Fortunately, other journalists kept at it. I don't think it would be a surprise to anyone if Wave became the evolution of Gmail, Docs, and maybe even Blogger. In a telling point, Rasmussen admitted that he would like "one communication tool for all my needs".

So who is Wave good for? The informal consensus among the people I talked to was that it would be a fun tool for tech-savvy young people, great for collaborative work in a corporate environment, and way too complicated for email-savvy grandparents. (Sorry.)

2.) The real-time aspect. There's been much ado about Twitter, and its real-time search capability, which provides any user with a real-time feed of what users are talking about. All of the acquisition rumors (which are all false, at this point) point to that engine as the meat of any transaction.

Well, here's the thing: Google Wave is real-time: real-time search of Waves, real-time linking, real-time remote control object manipulation (say I embed a map in a wave, and then manipulate it remotely while you're looking at it), real-time translation. (Yes, on a character-by-character basis. Imagine a Google Doc translating your words into Spanish as you type.)

3.) Real-time search. As you can see from the post above, real-time search is just one aspect of the real-time capabilities of Wave, so focusing on this one issue sort of misses the forest for the trees. But, in some ways, the air has just been let out of Twitter's sails.

To recap: Lars Rasmussen, the project lead for Google, saved a wave with the title of "wav", minus the final "e". Stephanie Hannon, the project manager and co-presenter, began a search for "wave," with an "e". No results. Rasmussen re-saved as "wave". Pop! The search immediately turned up Rasmussen's result. Rasmussen then resaved as "wav". Poof! It vanished. The two went back and forth several times in several seconds. A parlor trick, but an impressive one nonetheless.

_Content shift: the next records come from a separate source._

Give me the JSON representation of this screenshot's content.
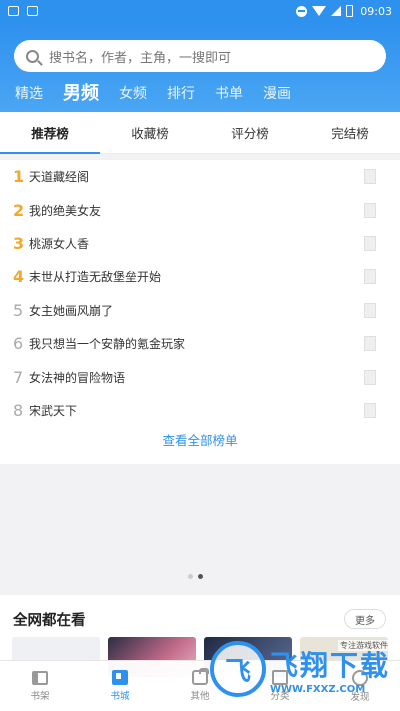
{
  "status_bar": {
    "time": "09:03",
    "icons": [
      "image-icon",
      "app-icon",
      "dnd-icon",
      "wifi-icon",
      "signal-icon",
      "battery-icon"
    ]
  },
  "search": {
    "placeholder": "搜书名，作者，主角，一搜即可"
  },
  "channels": [
    {
      "label": "精选",
      "active": false
    },
    {
      "label": "男频",
      "active": true
    },
    {
      "label": "女频",
      "active": false
    },
    {
      "label": "排行",
      "active": false
    },
    {
      "label": "书单",
      "active": false
    },
    {
      "label": "漫画",
      "active": false
    }
  ],
  "rank_tabs": [
    {
      "label": "推荐榜",
      "active": true
    },
    {
      "label": "收藏榜",
      "active": false
    },
    {
      "label": "评分榜",
      "active": false
    },
    {
      "label": "完结榜",
      "active": false
    }
  ],
  "rank_list": [
    {
      "num": "1",
      "title": "天道藏经阁"
    },
    {
      "num": "2",
      "title": "我的绝美女友"
    },
    {
      "num": "3",
      "title": "桃源女人香"
    },
    {
      "num": "4",
      "title": "末世从打造无敌堡垒开始"
    },
    {
      "num": "5",
      "title": "女主她画风崩了"
    },
    {
      "num": "6",
      "title": "我只想当一个安静的氪金玩家"
    },
    {
      "num": "7",
      "title": "女法神的冒险物语"
    },
    {
      "num": "8",
      "title": "宋武天下"
    }
  ],
  "view_all": "查看全部榜单",
  "section": {
    "title": "全网都在看",
    "more": "更多"
  },
  "bottom_nav": [
    {
      "label": "书架",
      "icon": "bookshelf-icon",
      "active": false
    },
    {
      "label": "书城",
      "icon": "bookstore-icon",
      "active": true
    },
    {
      "label": "其他",
      "icon": "other-icon",
      "active": false
    },
    {
      "label": "分类",
      "icon": "category-icon",
      "active": false
    },
    {
      "label": "发现",
      "icon": "discover-icon",
      "active": false
    }
  ],
  "watermark": {
    "main": "飞翔下载",
    "sub": "WWW.FXXZ.COM",
    "tag": "专注游戏软件"
  },
  "colors": {
    "primary": "#2f91ee",
    "rank_top": "#f4a82a",
    "rank_other": "#aaaaaa"
  }
}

But here's what hasn't been made clear: is the real-time capability across all Waves? Or just the ones that you have interacted with or is in your circle of friends? I asked Gundotra whether Google could ever position its search page as a *ahem* Live Search. Gundotra's response, was, essentially, that Google is constantly improving its response time to get close to real-time results, but that real-time is an absolute that will be approached, but never actually met.

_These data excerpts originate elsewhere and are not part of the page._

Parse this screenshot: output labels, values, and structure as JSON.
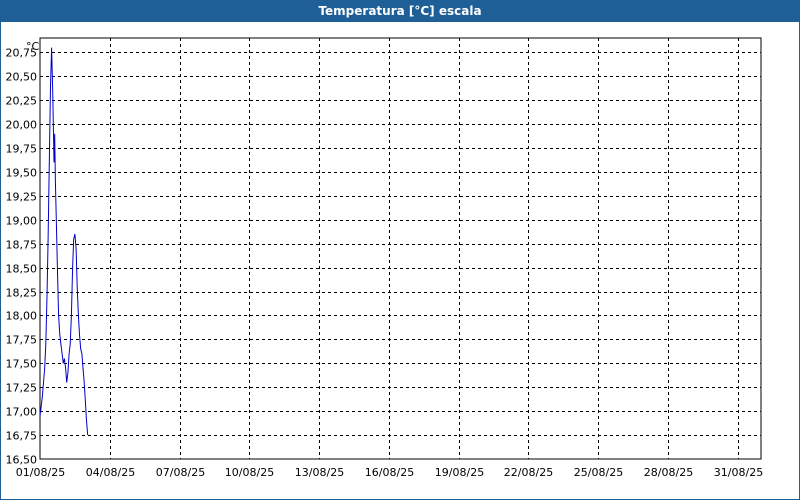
{
  "window": {
    "title": "Temperatura [°C] escala"
  },
  "chart_data": {
    "type": "line",
    "title": "Temperatura [°C] escala",
    "ylabel": "°C",
    "xlabel": "",
    "grid": true,
    "ylim": [
      16.5,
      20.9
    ],
    "xlim": [
      0,
      31
    ],
    "yticks": [
      "16,50",
      "16,75",
      "17,00",
      "17,25",
      "17,50",
      "17,75",
      "18,00",
      "18,25",
      "18,50",
      "18,75",
      "19,00",
      "19,25",
      "19,50",
      "19,75",
      "20,00",
      "20,25",
      "20,50",
      "20,75"
    ],
    "ytick_values": [
      16.5,
      16.75,
      17.0,
      17.25,
      17.5,
      17.75,
      18.0,
      18.25,
      18.5,
      18.75,
      19.0,
      19.25,
      19.5,
      19.75,
      20.0,
      20.25,
      20.5,
      20.75
    ],
    "xticks": [
      "01/08/25",
      "04/08/25",
      "07/08/25",
      "10/08/25",
      "13/08/25",
      "16/08/25",
      "19/08/25",
      "22/08/25",
      "25/08/25",
      "28/08/25",
      "31/08/25"
    ],
    "xtick_values": [
      0,
      3,
      6,
      9,
      12,
      15,
      18,
      21,
      24,
      27,
      30
    ],
    "series": [
      {
        "color": "#0000cc",
        "x": [
          0,
          0.05,
          0.1,
          0.15,
          0.2,
          0.25,
          0.3,
          0.35,
          0.4,
          0.45,
          0.5,
          0.55,
          0.6,
          0.63,
          0.66,
          0.7,
          0.75,
          0.8,
          0.85,
          0.9,
          0.95,
          1.0,
          1.05,
          1.1,
          1.15,
          1.2,
          1.25,
          1.3,
          1.35,
          1.4,
          1.45,
          1.5,
          1.55,
          1.6,
          1.65,
          1.7,
          1.75,
          1.8,
          1.85,
          1.9,
          1.95,
          2.0,
          2.05,
          2.1,
          2.15,
          2.2,
          2.25,
          2.3,
          2.35,
          2.4,
          2.45,
          2.5,
          2.55,
          2.6,
          2.65,
          2.7
        ],
        "y": [
          16.95,
          17.05,
          17.15,
          17.3,
          17.45,
          17.7,
          18.2,
          18.8,
          19.6,
          20.4,
          20.8,
          20.3,
          19.6,
          19.9,
          19.4,
          19.0,
          18.5,
          18.0,
          17.8,
          17.7,
          17.6,
          17.5,
          17.55,
          17.45,
          17.3,
          17.4,
          17.6,
          17.7,
          18.0,
          18.5,
          18.8,
          18.85,
          18.7,
          18.3,
          18.0,
          17.8,
          17.65,
          17.6,
          17.45,
          17.3,
          17.1,
          16.9,
          16.75,
          null,
          null,
          null,
          null,
          null,
          null,
          null,
          null,
          null,
          null,
          null,
          null,
          null
        ]
      }
    ]
  }
}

4.) Mobile waves. Not surprisingly, Rasmussen said he sees the mobile experience as one that's absolutely essential to the future of Wave, especially as more and more people generate and consume content while on the go. Gundotra also highlighted an on-stage demo where both an Android phone and an iPhone ran Wave via the Google Web Toolkit, proving that the browser is indeed the OS of the future. There are no plans for a native iPhone Wave app, Hannon said.

Bonus point: waves can be embedded in Web sites, and Web site operators will be able to determine how they handle them, Rasmussen said.

5.) Fighting spam. Although Gmail does an excellent job fighting spam, some does get through. And spammers have become adept at sending you unwanted ads on your mobile phone, via Facebook, and through other media.

Google has had some of its "top security guys spreading magic crypto fairy dust" on Waves to ensure they have come from who they say they come from, Rasmussen said, as well as to ensure that they haven't been altered. Google also plans to whitelist contacts.